What you have to do is to show to me that ultimate reality, such as ultimate dimensions of an object, can be sensed and not merely imagined.
Do you know the difference between sensation and imagination?
When you see, with your own eyes, an apple on a table, that is sensation.
When you imagine in your head an apple on a table, that is imagination.
When you imagine there is an apple on a table, that is projected imagination.
Projected imagination can be a random guess, or a guess based on personal preference, but it can also be an educated guess, which is a guess based on experience.
Whatever its from, imagination can never be anything more than imagination. It can never become sensation.
This is where language can confuse us.
In everyday parlance, the word reality is used to refer to BOTH what is sensed and what is not sensed but is imagined based on experience.

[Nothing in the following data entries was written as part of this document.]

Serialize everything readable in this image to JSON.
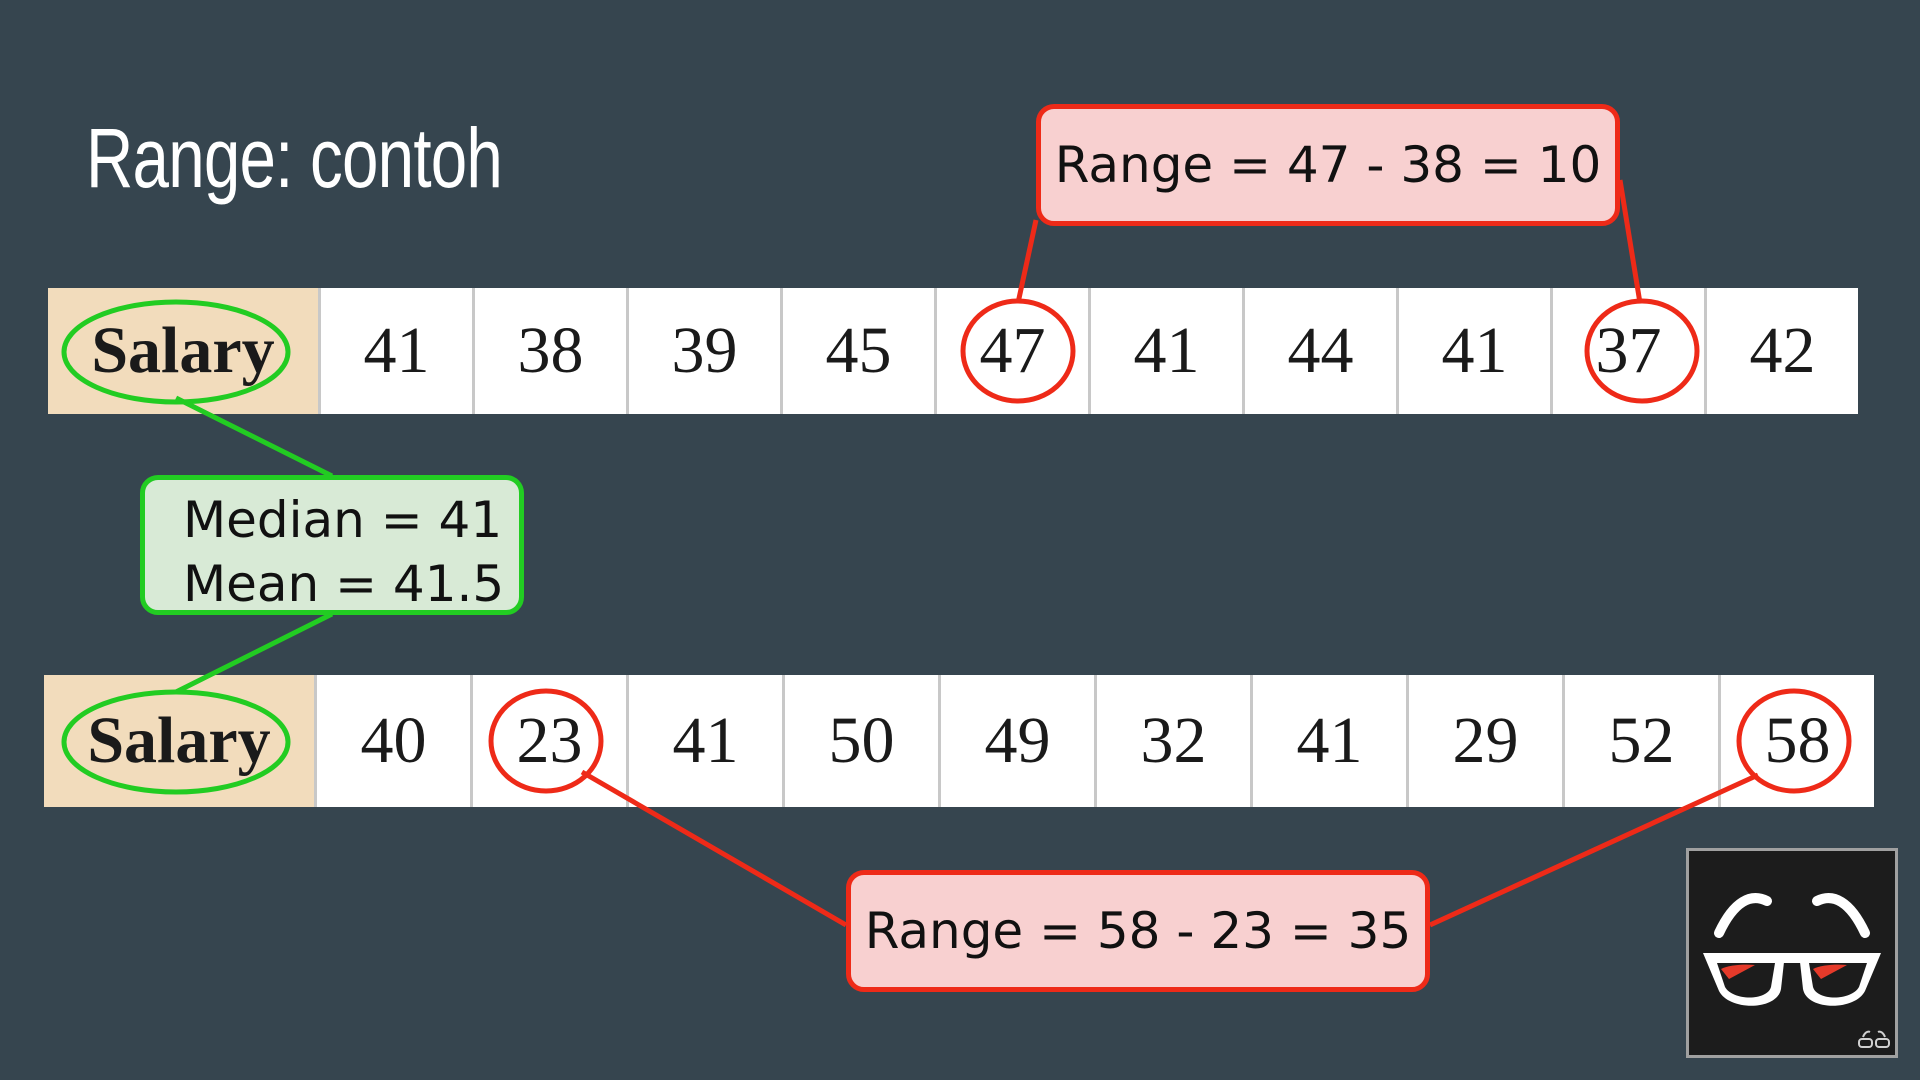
{
  "title": "Range: contoh",
  "table1": {
    "header": "Salary",
    "values": [
      "41",
      "38",
      "39",
      "45",
      "47",
      "41",
      "44",
      "41",
      "37",
      "42"
    ]
  },
  "table2": {
    "header": "Salary",
    "values": [
      "40",
      "23",
      "41",
      "50",
      "49",
      "32",
      "41",
      "29",
      "52",
      "58"
    ]
  },
  "callout_top": "Range = 47 - 38 = 10",
  "callout_bottom": "Range = 58 - 23 = 35",
  "stats": {
    "median": "Median = 41",
    "mean": "Mean = 41.5"
  },
  "colors": {
    "background": "#36454f",
    "highlight_red": "#ee2a18",
    "highlight_green": "#22cc22",
    "callout_red_fill": "#f8d0d0",
    "callout_green_fill": "#d8ead6",
    "header_fill": "#f2dcbc"
  },
  "icons": {
    "logo": "glasses-icon"
  }
}
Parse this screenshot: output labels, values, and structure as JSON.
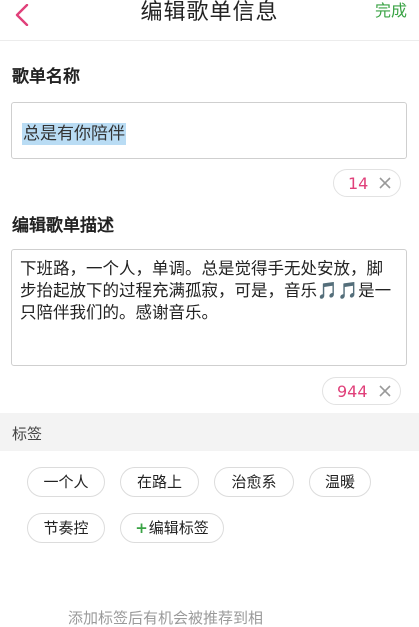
{
  "header": {
    "title": "编辑歌单信息",
    "done_label": "完成",
    "back_icon": "chevron-left-icon",
    "colors": {
      "done": "#3aa345",
      "back": "#e0407a"
    }
  },
  "name_section": {
    "label": "歌单名称",
    "value": "总是有你陪伴",
    "remaining": "14"
  },
  "desc_section": {
    "label": "编辑歌单描述",
    "value": "下班路，一个人，单调。总是觉得手无处安放，脚步抬起放下的过程充满孤寂，可是，音乐🎵🎵是一只陪伴我们的。感谢音乐。",
    "remaining": "944"
  },
  "tags_section": {
    "label": "标签",
    "tags": [
      "一个人",
      "在路上",
      "治愈系",
      "温暖",
      "节奏控"
    ],
    "edit_plus": "+",
    "edit_label": "编辑标签"
  },
  "footer_hint": "添加标签后有机会被推荐到相",
  "accent_color": "#e0407a"
}
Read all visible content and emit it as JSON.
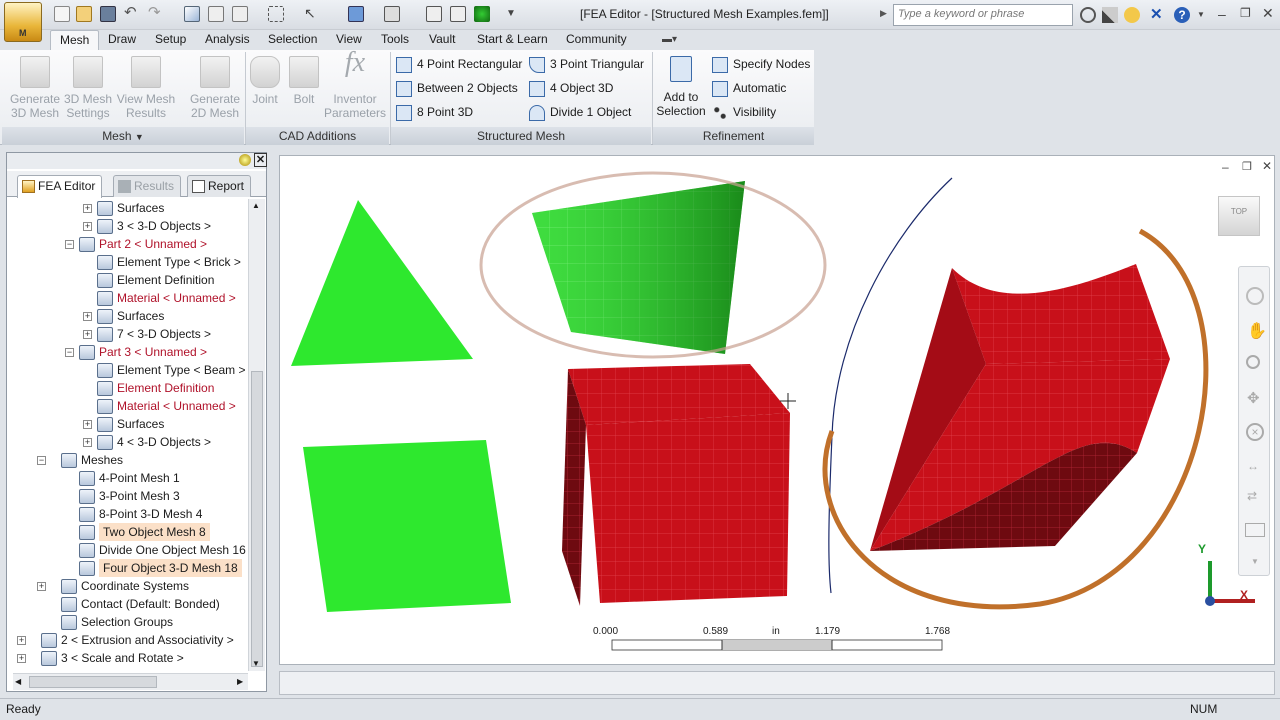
{
  "window": {
    "title": "[FEA Editor - [Structured Mesh Examples.fem]]",
    "search_placeholder": "Type a keyword or phrase",
    "app_button_letter": "M"
  },
  "ribbon_tabs": [
    "Mesh",
    "Draw",
    "Setup",
    "Analysis",
    "Selection",
    "View",
    "Tools",
    "Vault",
    "Start & Learn",
    "Community"
  ],
  "active_tab": "Mesh",
  "ribbon": {
    "mesh_panel": {
      "title": "Mesh",
      "buttons": [
        "Generate\n3D Mesh",
        "3D Mesh\nSettings",
        "View Mesh\nResults",
        "Generate\n2D Mesh"
      ]
    },
    "cad_panel": {
      "title": "CAD Additions",
      "buttons": [
        "Joint",
        "Bolt",
        "Inventor\nParameters"
      ]
    },
    "structured_panel": {
      "title": "Structured Mesh",
      "items": [
        "4 Point Rectangular",
        "3 Point Triangular",
        "Between 2 Objects",
        "4 Object 3D",
        "8 Point 3D",
        "Divide 1 Object"
      ]
    },
    "refinement_panel": {
      "title": "Refinement",
      "add_button": "Add to\nSelection",
      "items": [
        "Specify Nodes",
        "Automatic",
        "Visibility"
      ]
    }
  },
  "left_panel": {
    "tabs": [
      "FEA Editor",
      "Results",
      "Report"
    ],
    "active_tab": "FEA Editor",
    "tree": [
      {
        "label": "Surfaces",
        "level": 3,
        "expander": "+",
        "red": false
      },
      {
        "label": "3 < 3-D Objects >",
        "level": 3,
        "expander": "+",
        "red": false
      },
      {
        "label": "Part 2 < Unnamed >",
        "level": 2,
        "expander": "-",
        "red": true
      },
      {
        "label": "Element Type < Brick >",
        "level": 3,
        "expander": "",
        "red": false
      },
      {
        "label": "Element Definition",
        "level": 3,
        "expander": "",
        "red": false
      },
      {
        "label": "Material < Unnamed >",
        "level": 3,
        "expander": "",
        "red": true
      },
      {
        "label": "Surfaces",
        "level": 3,
        "expander": "+",
        "red": false
      },
      {
        "label": "7 < 3-D Objects >",
        "level": 3,
        "expander": "+",
        "red": false
      },
      {
        "label": "Part 3 < Unnamed >",
        "level": 2,
        "expander": "-",
        "red": true
      },
      {
        "label": "Element Type < Beam >",
        "level": 3,
        "expander": "",
        "red": false
      },
      {
        "label": "Element Definition",
        "level": 3,
        "expander": "",
        "red": true
      },
      {
        "label": "Material < Unnamed >",
        "level": 3,
        "expander": "",
        "red": true
      },
      {
        "label": "Surfaces",
        "level": 3,
        "expander": "+",
        "red": false
      },
      {
        "label": "4 < 3-D Objects >",
        "level": 3,
        "expander": "+",
        "red": false
      },
      {
        "label": "Meshes",
        "level": 1,
        "expander": "-",
        "red": false
      },
      {
        "label": "4-Point Mesh 1",
        "level": 2,
        "expander": "",
        "red": false
      },
      {
        "label": "3-Point Mesh 3",
        "level": 2,
        "expander": "",
        "red": false
      },
      {
        "label": "8-Point 3-D Mesh 4",
        "level": 2,
        "expander": "",
        "red": false
      },
      {
        "label": "Two Object Mesh 8",
        "level": 2,
        "expander": "",
        "red": false,
        "highlight": true
      },
      {
        "label": "Divide One Object Mesh 16",
        "level": 2,
        "expander": "",
        "red": false
      },
      {
        "label": "Four Object 3-D Mesh 18",
        "level": 2,
        "expander": "",
        "red": false,
        "highlight": true
      },
      {
        "label": "Coordinate Systems",
        "level": 1,
        "expander": "+",
        "red": false
      },
      {
        "label": "Contact (Default: Bonded)",
        "level": 1,
        "expander": "",
        "red": false
      },
      {
        "label": "Selection Groups",
        "level": 1,
        "expander": "",
        "red": false
      },
      {
        "label": "2 < Extrusion and Associativity >",
        "level": 0,
        "expander": "+",
        "red": false
      },
      {
        "label": "3 < Scale and Rotate >",
        "level": 0,
        "expander": "+",
        "red": false
      }
    ]
  },
  "viewport": {
    "viewcube_label": "TOP",
    "scale_labels": [
      "0.000",
      "0.589",
      "in",
      "1.179",
      "1.768"
    ],
    "axis_labels": [
      "Y",
      "X"
    ]
  },
  "status": {
    "left": "Ready",
    "right": "NUM"
  },
  "colors": {
    "mesh_green": "#33ee33",
    "mesh_red": "#c8101a",
    "highlight_orange": "#c0702a"
  }
}
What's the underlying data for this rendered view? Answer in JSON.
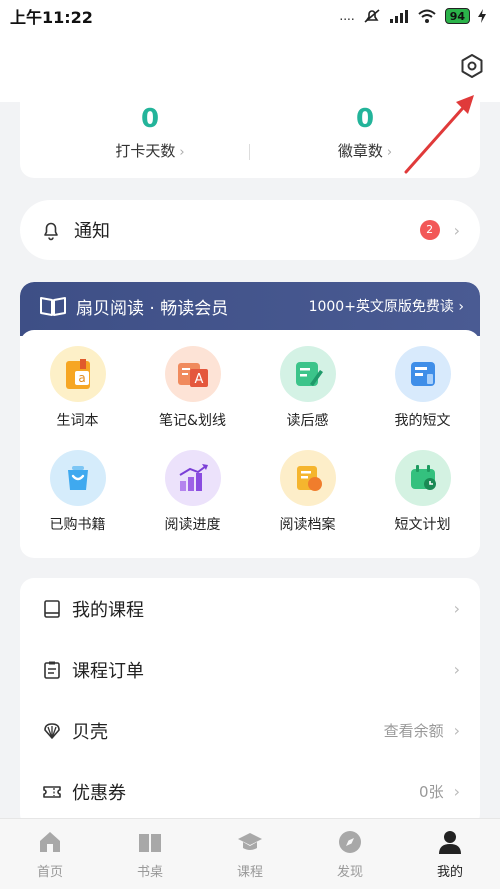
{
  "status": {
    "time": "上午11:22",
    "signal": "....",
    "battery": "94"
  },
  "stats": [
    {
      "value": "0",
      "label": "打卡天数"
    },
    {
      "value": "0",
      "label": "徽章数"
    }
  ],
  "notice": {
    "title": "通知",
    "badge": "2"
  },
  "vip": {
    "name": "扇贝阅读 · 畅读会员",
    "promo": "1000+英文原版免费读 ›",
    "items": [
      {
        "label": "生词本",
        "icon": "vocabulary-book-icon"
      },
      {
        "label": "笔记&划线",
        "icon": "notes-icon"
      },
      {
        "label": "读后感",
        "icon": "review-icon"
      },
      {
        "label": "我的短文",
        "icon": "my-articles-icon"
      },
      {
        "label": "已购书籍",
        "icon": "purchased-books-icon"
      },
      {
        "label": "阅读进度",
        "icon": "reading-progress-icon"
      },
      {
        "label": "阅读档案",
        "icon": "reading-archive-icon"
      },
      {
        "label": "短文计划",
        "icon": "article-plan-icon"
      }
    ]
  },
  "menu": [
    {
      "label": "我的课程",
      "value": ""
    },
    {
      "label": "课程订单",
      "value": ""
    },
    {
      "label": "贝壳",
      "value": "查看余额"
    },
    {
      "label": "优惠券",
      "value": "0张"
    }
  ],
  "tabs": [
    {
      "label": "首页",
      "icon": "home-icon"
    },
    {
      "label": "书桌",
      "icon": "book-icon"
    },
    {
      "label": "课程",
      "icon": "graduation-cap-icon"
    },
    {
      "label": "发现",
      "icon": "compass-icon"
    },
    {
      "label": "我的",
      "icon": "profile-icon"
    }
  ],
  "colors": {
    "accent": "#23b49a",
    "vip": "#3e4f86",
    "badge": "#f25757",
    "annotation": "#e03a3a"
  }
}
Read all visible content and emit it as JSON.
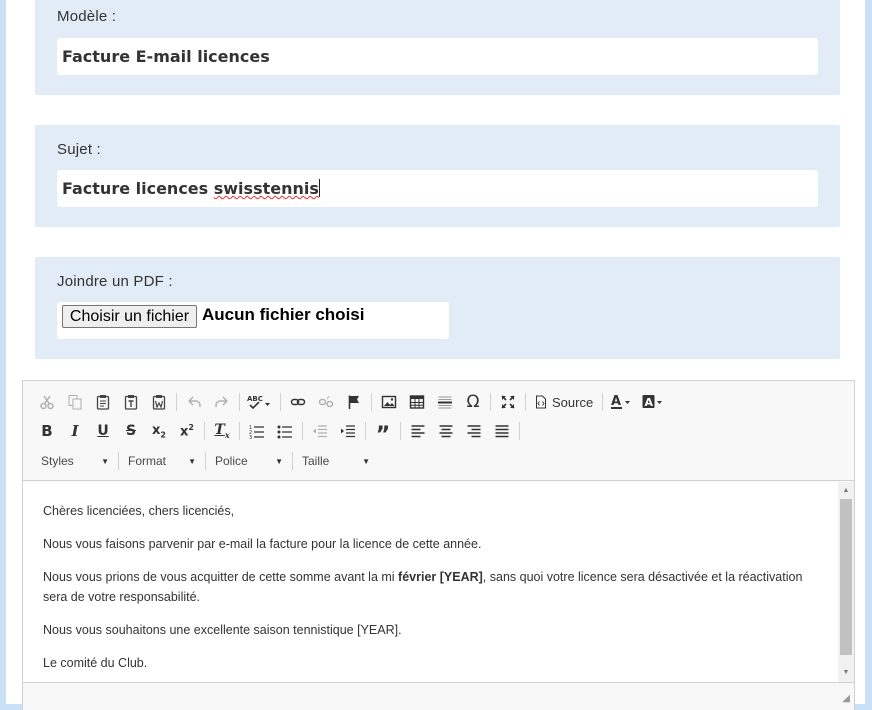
{
  "modele": {
    "label": "Modèle :",
    "value": "Facture E-mail licences"
  },
  "sujet": {
    "label": "Sujet :",
    "value_prefix": "Facture licences ",
    "value_misspelled": "swisstennis"
  },
  "pdf": {
    "label": "Joindre un PDF :",
    "button": "Choisir un fichier",
    "status": "Aucun fichier choisi"
  },
  "toolbar": {
    "source_label": "Source",
    "combos": {
      "styles": "Styles",
      "format": "Format",
      "police": "Police",
      "taille": "Taille"
    }
  },
  "content": {
    "p1": "Chères licenciées, chers licenciés,",
    "p2": "Nous vous faisons parvenir par e-mail la facture pour la licence de cette année.",
    "p3_a": "Nous vous prions de vous acquitter de cette somme avant la mi  ",
    "p3_bold": "février [YEAR]",
    "p3_b": ", sans quoi votre licence sera désactivée et la réactivation sera de votre responsabilité.",
    "p4": "Nous vous souhaitons une excellente saison tennistique [YEAR].",
    "p5": "Le comité du Club."
  },
  "colors": {
    "panel": "#e2ecf7",
    "page_bg": "#c9e0f7"
  }
}
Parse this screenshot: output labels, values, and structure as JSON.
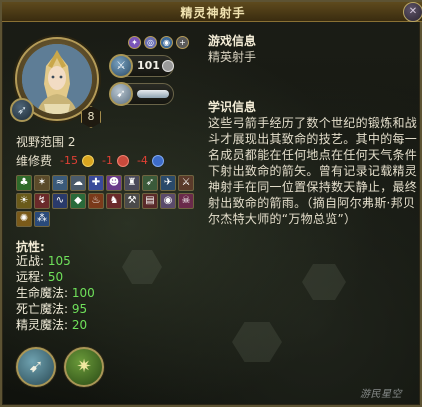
{
  "window": {
    "title": "精灵神射手",
    "close_icon": "close-icon"
  },
  "unit": {
    "level": "8",
    "status_icons": [
      {
        "name": "shield-status-icon",
        "glyph": "✦",
        "color": "#7a55b8"
      },
      {
        "name": "rings-status-icon",
        "glyph": "◎",
        "color": "#6a6fb4"
      },
      {
        "name": "disk-status-icon",
        "glyph": "◉",
        "color": "#3c6a9a"
      },
      {
        "name": "plus-status-icon",
        "glyph": "+",
        "color": "#5a5a5a"
      }
    ],
    "hp_value": "101",
    "hp_icon": "sword-icon",
    "move_icon": "boot-icon"
  },
  "stats": {
    "vision_label": "视野范围",
    "vision_value": "2",
    "upkeep_label": "维修费",
    "upkeep": [
      {
        "value": "-15",
        "icon": "gold-icon",
        "color": "#d9a520"
      },
      {
        "value": "-1",
        "icon": "mana-icon",
        "color": "#c84a3c"
      },
      {
        "value": "-4",
        "icon": "food-icon",
        "color": "#3d6cc9"
      }
    ]
  },
  "abilities": [
    {
      "name": "tree-ability-icon",
      "glyph": "♣",
      "bg": "#2f6a2a"
    },
    {
      "name": "star-ability-icon",
      "glyph": "✶",
      "bg": "#5a4a2a"
    },
    {
      "name": "boot-ability-icon",
      "glyph": "≈",
      "bg": "#3a5a7a"
    },
    {
      "name": "cloud-ability-icon",
      "glyph": "☁",
      "bg": "#4a5a6a"
    },
    {
      "name": "cross-ability-icon",
      "glyph": "✚",
      "bg": "#3a4a9a"
    },
    {
      "name": "mask-ability-icon",
      "glyph": "☻",
      "bg": "#6a3a8a"
    },
    {
      "name": "armor-ability-icon",
      "glyph": "♜",
      "bg": "#4a4a5a"
    },
    {
      "name": "bow-ability-icon",
      "glyph": "➶",
      "bg": "#3a5a3a"
    },
    {
      "name": "wing-ability-icon",
      "glyph": "✈",
      "bg": "#2a4a6a"
    },
    {
      "name": "swords-ability-icon",
      "glyph": "⚔",
      "bg": "#5a3a2a"
    },
    {
      "name": "sun-ability-icon",
      "glyph": "☀",
      "bg": "#6a5a1a"
    },
    {
      "name": "bolt-ability-icon",
      "glyph": "↯",
      "bg": "#6a2a2a"
    },
    {
      "name": "wave-ability-icon",
      "glyph": "∿",
      "bg": "#2a3a6a"
    },
    {
      "name": "gem-ability-icon",
      "glyph": "◆",
      "bg": "#2a6a3a"
    },
    {
      "name": "flame-ability-icon",
      "glyph": "♨",
      "bg": "#7a3a1a"
    },
    {
      "name": "figure-ability-icon",
      "glyph": "♞",
      "bg": "#6a2a2a"
    },
    {
      "name": "axe-ability-icon",
      "glyph": "⚒",
      "bg": "#4a4a4a"
    },
    {
      "name": "book-ability-icon",
      "glyph": "▤",
      "bg": "#5a2a2a"
    },
    {
      "name": "eye-ability-icon",
      "glyph": "◉",
      "bg": "#5a4a6a"
    },
    {
      "name": "skull-ability-icon",
      "glyph": "☠",
      "bg": "#6a2a4a"
    },
    {
      "name": "sun2-ability-icon",
      "glyph": "✺",
      "bg": "#7a5a1a"
    },
    {
      "name": "twin-ability-icon",
      "glyph": "⁂",
      "bg": "#2a4a7a"
    }
  ],
  "resistances": {
    "title": "抗性:",
    "rows": [
      {
        "label": "近战: ",
        "value": "105"
      },
      {
        "label": "远程: ",
        "value": "50"
      },
      {
        "label": "生命魔法: ",
        "value": "100"
      },
      {
        "label": "死亡魔法: ",
        "value": "95"
      },
      {
        "label": "精灵魔法: ",
        "value": "20"
      }
    ]
  },
  "actions": [
    {
      "name": "move-action-button",
      "icon": "boot-icon",
      "glyph": "➹",
      "bg": "#3f6e7a"
    },
    {
      "name": "attack-action-button",
      "icon": "bow-icon",
      "glyph": "✷",
      "bg": "#3f6a2a"
    }
  ],
  "info": {
    "game_info_title": "游戏信息",
    "game_info_value": "精英射手",
    "lore_title": "学识信息",
    "lore_text": "这些弓箭手经历了数个世纪的锻炼和战斗才展现出其致命的技艺。其中的每一名成员都能在任何地点在任何天气条件下射出致命的箭矢。曾有记录记载精灵神射手在同一位置保持数天静止，最终射出致命的箭雨。（摘自阿尔弗斯·邦贝尔杰特大师的“万物总览”）"
  },
  "watermark": "游民星空"
}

We say “there is a tree in our backyard” both when we are looking at it and when we are not looking at it but can expect it to be there based on our prior observations.
When one and the same word is associated with two distinct concepts, one must be careful not to conflate the concepts.
Senses and intellect are not equal.
Senses are fundamental.
Though predictions must refer to some sensory event in time, theoretical constructs need not. They can be as imaginary as you want them to be.
If you want to believe that every event in the universe is determined by some supreme being, that is fine, so as long you admit that it’s nothing more than imagination (that is not projected and that is thus without implications and beyond testing.)
The problem begins when you confuse theoretical constructs with reality.
When you fail to understand that things such as ultimate objects (or objects-in-themselves), causality, laws, etc are theoretical constructs and not reality itself.